Published online by Cambridge University Press: 06 July 2010
WHAT ARE QALYS?
The QALY is a measure of the value of health outcomes. It was developed in the 1960s and early 1970s with a view to resolving the problem of comparing “apples and oranges” in priority setting in health care (Chiang 1965; Torrance 1970; Culyer et al. 1971). The idea was to refer such different outcomes as saved lives, increases in life expectancy, different kinds of functional improvement, and different kinds of symptom relief to the same value scale, whereby it would be possible to compare these various kinds of outcomes with each other.

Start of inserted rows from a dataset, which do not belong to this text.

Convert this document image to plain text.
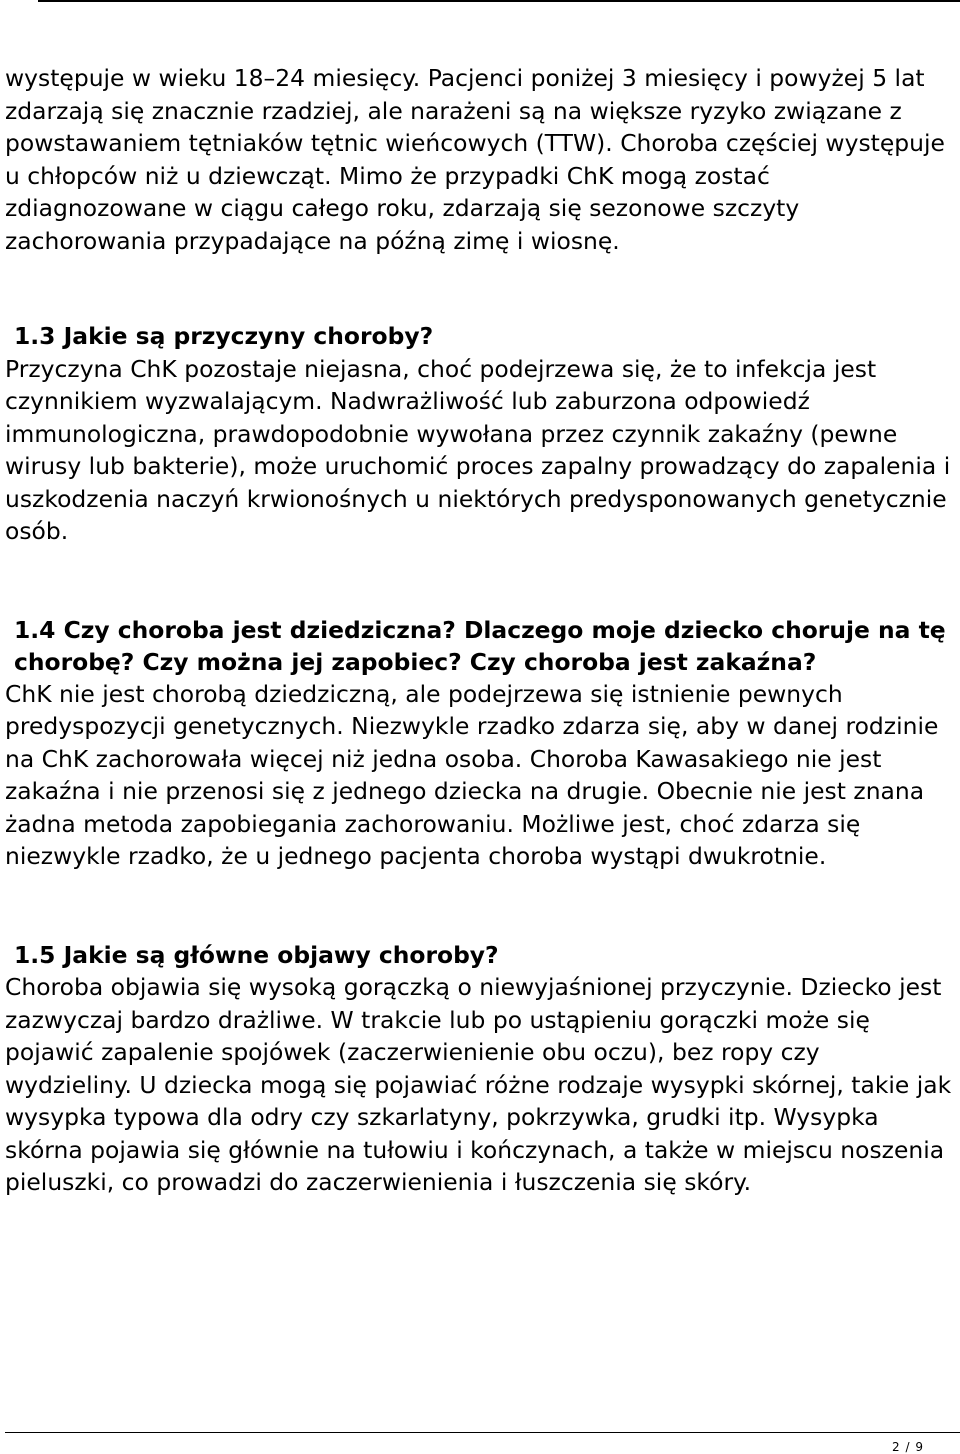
występuje w wieku 18–24 miesięcy. Pacjenci poniżej 3 miesięcy i powyżej 5 lat zdarzają się znacznie rzadziej, ale narażeni są na większe ryzyko związane z powstawaniem tętniaków tętnic wieńcowych (TTW). Choroba częściej występuje u chłopców niż u dziewcząt. Mimo że przypadki ChK mogą zostać zdiagnozowane w ciągu całego roku, zdarzają się sezonowe szczyty zachorowania przypadające na późną zimę i wiosnę.

1.3 Jakie są przyczyny choroby?

Przyczyna ChK pozostaje niejasna, choć podejrzewa się, że to infekcja jest czynnikiem wyzwalającym. Nadwrażliwość lub zaburzona odpowiedź immunologiczna, prawdopodobnie wywołana przez czynnik zakaźny (pewne wirusy lub bakterie), może uruchomić proces zapalny prowadzący do zapalenia i uszkodzenia naczyń krwionośnych u niektórych predysponowanych genetycznie osób.

1.4 Czy choroba jest dziedziczna? Dlaczego moje dziecko choruje na tę chorobę? Czy można jej zapobiec? Czy choroba jest zakaźna?

ChK nie jest chorobą dziedziczną, ale podejrzewa się istnienie pewnych predyspozycji genetycznych. Niezwykle rzadko zdarza się, aby w danej rodzinie na ChK zachorowała więcej niż jedna osoba. Choroba Kawasakiego nie jest zakaźna i nie przenosi się z jednego dziecka na drugie. Obecnie nie jest znana żadna metoda zapobiegania zachorowaniu. Możliwe jest, choć zdarza się niezwykle rzadko, że u jednego pacjenta choroba wystąpi dwukrotnie.

1.5 Jakie są główne objawy choroby?

Choroba objawia się wysoką gorączką o niewyjaśnionej przyczynie. Dziecko jest zazwyczaj bardzo drażliwe. W trakcie lub po ustąpieniu gorączki może się pojawić zapalenie spojówek (zaczerwienienie obu oczu), bez ropy czy wydzieliny. U dziecka mogą się pojawiać różne rodzaje wysypki skórnej, takie jak wysypka typowa dla odry czy szkarlatyny, pokrzywka, grudki itp. Wysypka skórna pojawia się głównie na tułowiu i kończynach, a także w miejscu noszenia pieluszki, co prowadzi do zaczerwienienia i łuszczenia się skóry.

2 / 9
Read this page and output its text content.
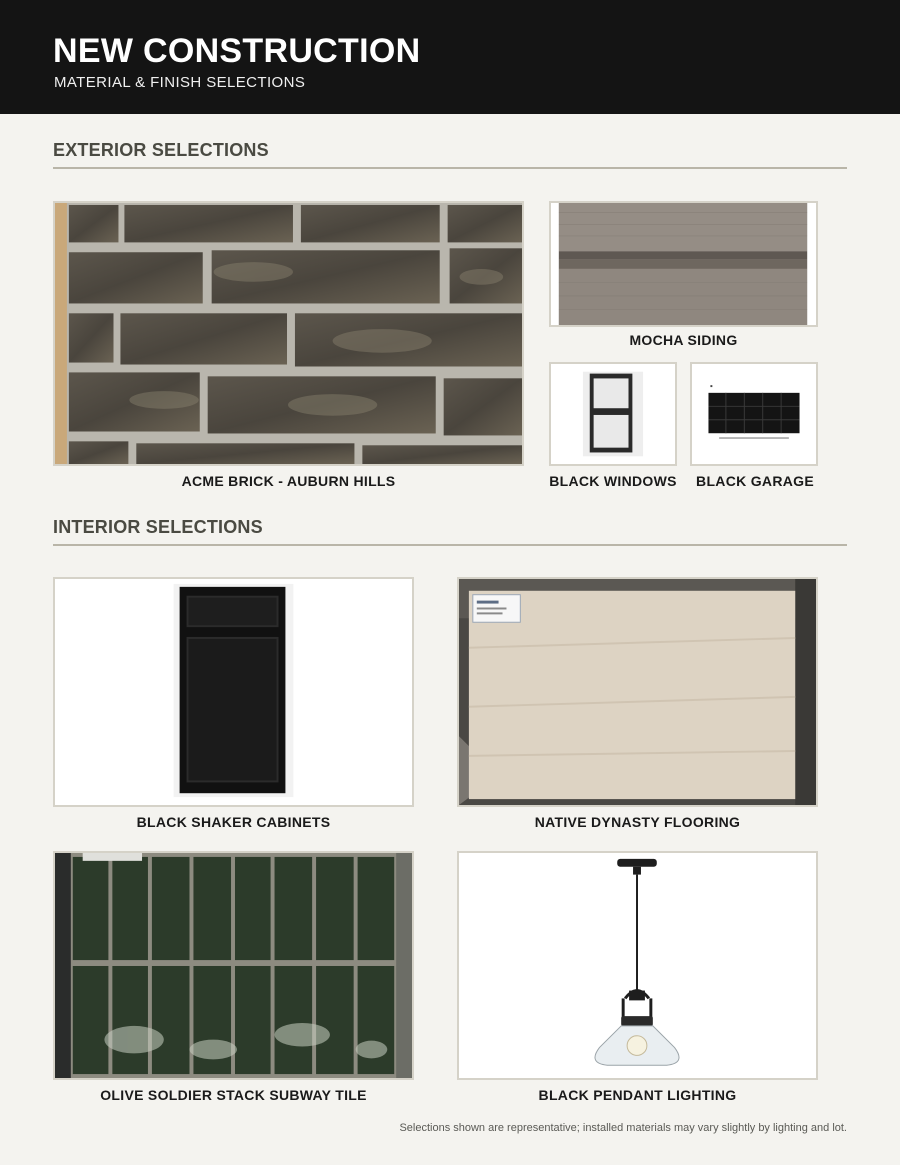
NEW CONSTRUCTION
MATERIAL & FINISH SELECTIONS
EXTERIOR SELECTIONS
ACME BRICK - AUBURN HILLS
MOCHA SIDING
BLACK WINDOWS	BLACK GARAGE
INTERIOR SELECTIONS
BLACK SHAKER CABINETS	NATIVE DYNASTY FLOORING
OLIVE SOLDIER STACK SUBWAY TILE	BLACK PENDANT LIGHTING
Selections shown are representative; installed materials may vary slightly by lighting and lot.
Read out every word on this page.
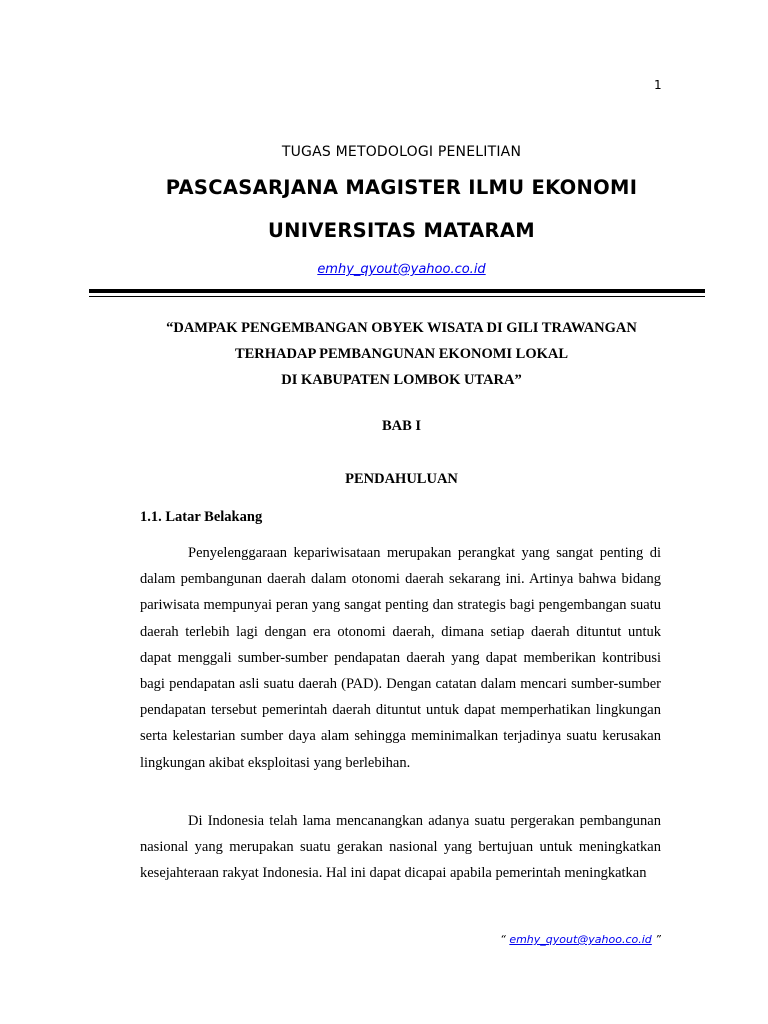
1
TUGAS METODOLOGI PENELITIAN
PASCASARJANA MAGISTER ILMU EKONOMI
UNIVERSITAS MATARAM
emhy_qyout@yahoo.co.id
“DAMPAK PENGEMBANGAN OBYEK WISATA DI GILI TRAWANGAN
TERHADAP PEMBANGUNAN EKONOMI LOKAL
DI KABUPATEN LOMBOK UTARA”
BAB I
PENDAHULUAN
1.1. Latar Belakang

Penyelenggaraan kepariwisataan merupakan perangkat yang sangat penting di dalam pembangunan daerah dalam otonomi daerah sekarang ini. Artinya bahwa bidang pariwisata mempunyai peran yang sangat penting dan strategis bagi pengembangan suatu daerah terlebih lagi dengan era otonomi daerah, dimana setiap daerah dituntut untuk dapat menggali sumber-sumber pendapatan daerah yang dapat memberikan kontribusi bagi pendapatan asli suatu daerah (PAD). Dengan catatan dalam mencari sumber-sumber pendapatan tersebut pemerintah daerah dituntut untuk dapat memperhatikan lingkungan serta kelestarian sumber daya alam sehingga meminimalkan terjadinya suatu kerusakan lingkungan akibat eksploitasi yang berlebihan.

Di Indonesia telah lama mencanangkan adanya suatu pergerakan pembangunan nasional yang merupakan suatu gerakan nasional yang bertujuan untuk meningkatkan kesejahteraan rakyat Indonesia. Hal ini dapat dicapai apabila pemerintah meningkatkan

“ emhy_qyout@yahoo.co.id ”
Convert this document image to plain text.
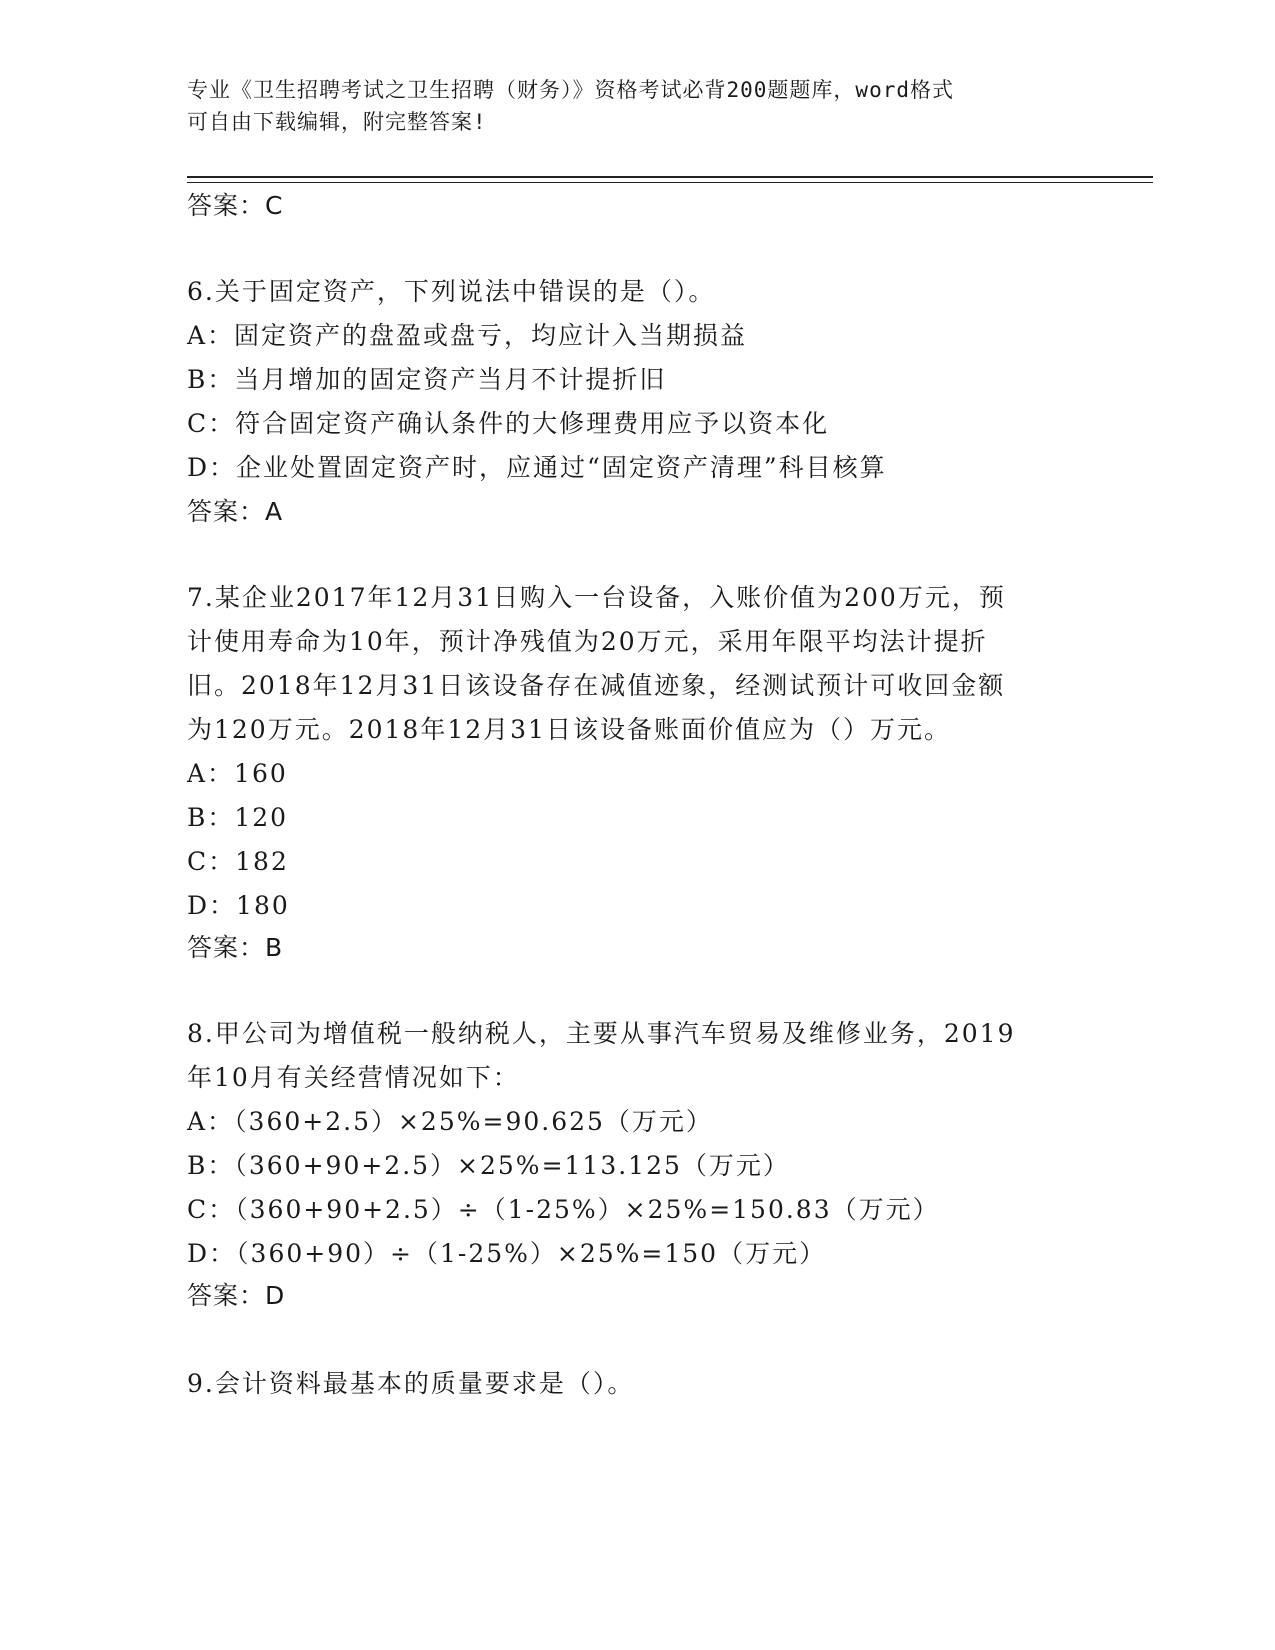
专业《卫生招聘考试之卫生招聘（财务）》资格考试必背200题题库，word格式
可自由下载编辑，附完整答案!
答案：C
6.关于固定资产，下列说法中错误的是（）。
A：固定资产的盘盈或盘亏，均应计入当期损益
B：当月增加的固定资产当月不计提折旧
C：符合固定资产确认条件的大修理费用应予以资本化
D：企业处置固定资产时，应通过“固定资产清理”科目核算
答案：A
7.某企业2017年12月31日购入一台设备，入账价值为200万元，预
计使用寿命为10年，预计净残值为20万元，采用年限平均法计提折
旧。2018年12月31日该设备存在减值迹象，经测试预计可收回金额
为120万元。2018年12月31日该设备账面价值应为（）万元。
A：160
B：120
C：182
D：180
答案：B
8.甲公司为增值税一般纳税人，主要从事汽车贸易及维修业务，2019
年10月有关经营情况如下：
A：（360+2.5）×25%=90.625（万元）
B：（360+90+2.5）×25%=113.125（万元）
C：（360+90+2.5）÷（1-25%）×25%=150.83（万元）
D：（360+90）÷（1-25%）×25%=150（万元）
答案：D
9.会计资料最基本的质量要求是（）。
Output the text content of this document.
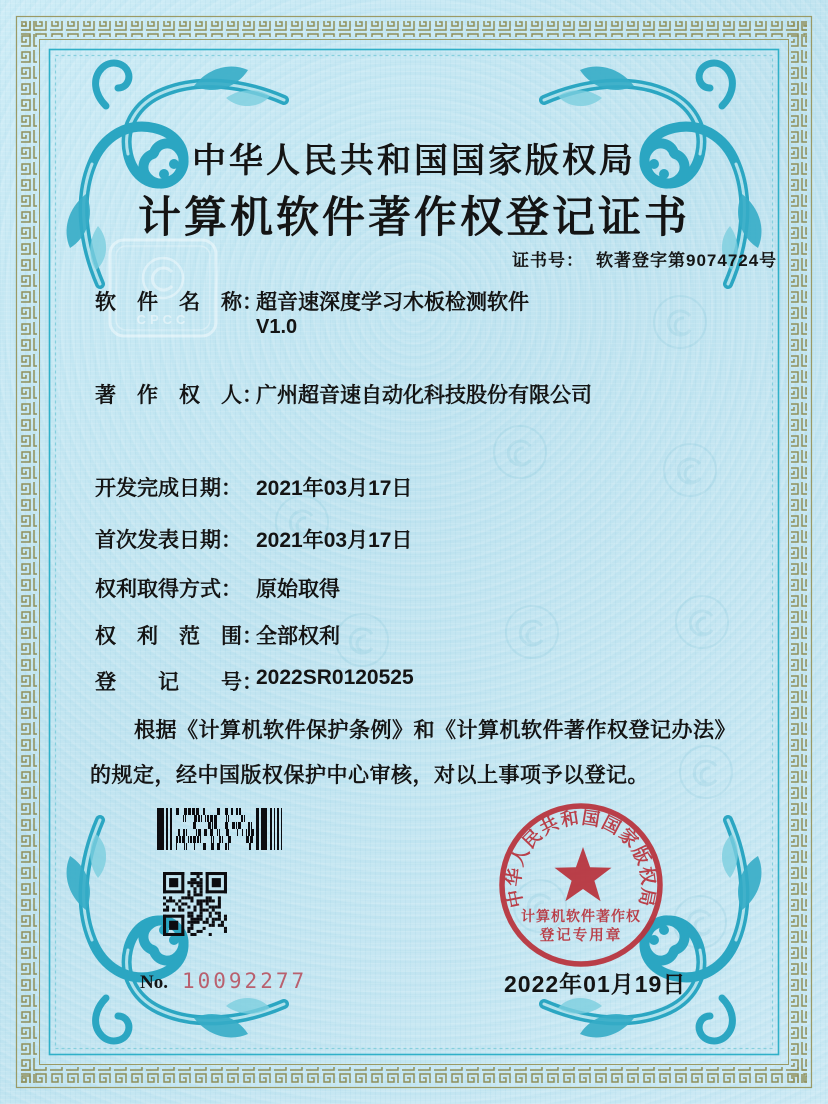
CPCC
中华人民共和国国家版权局
计算机软件著作权登记证书
证书号： 软著登字第9074724号
软　件　名　称：
超音速深度学习木板检测软件
V1.0
著　作　权　人：
广州超音速自动化科技股份有限公司
开发完成日期： 2021年03月17日
首次发表日期： 2021年03月17日
权利取得方式： 原始取得
权　利　范　围：
全部权利
登　　记　　号：
2022SR0120525
根据《计算机软件保护条例》和《计算机软件著作权登记办法》的规定，经中国版权保护中心审核，对以上事项予以登记。
No. 10092277
中华人民共和国国家版权局
计算机软件著作权
登记专用章
2022年01月19日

One of the key features of the QALY approach is the assessment of the utility of health states. In economic theory, the concept of utility is defined in different ways. Here I shall be very pragmatic. Broadly speaking, the utility of a health state is the same as the “goodness” of it to the individuals who are in it. By goodness I thus mean the wellbeing or quality of life associated with the state. (Note that goodness in an ethical sense is not implied.) The goodness of a state can be measured in a number of ways. In the QALY field there are three main techniques. In two of them – the standard gamble and the time trade-off – one measures individuals' willingness to sacrifice life expectancy in order to be relieved of the symptoms and dysfunctions associated with a state. The greater the willingness to sacrifice to become healthy, the lower is the utility – and the greater the disutility – of the health state in question.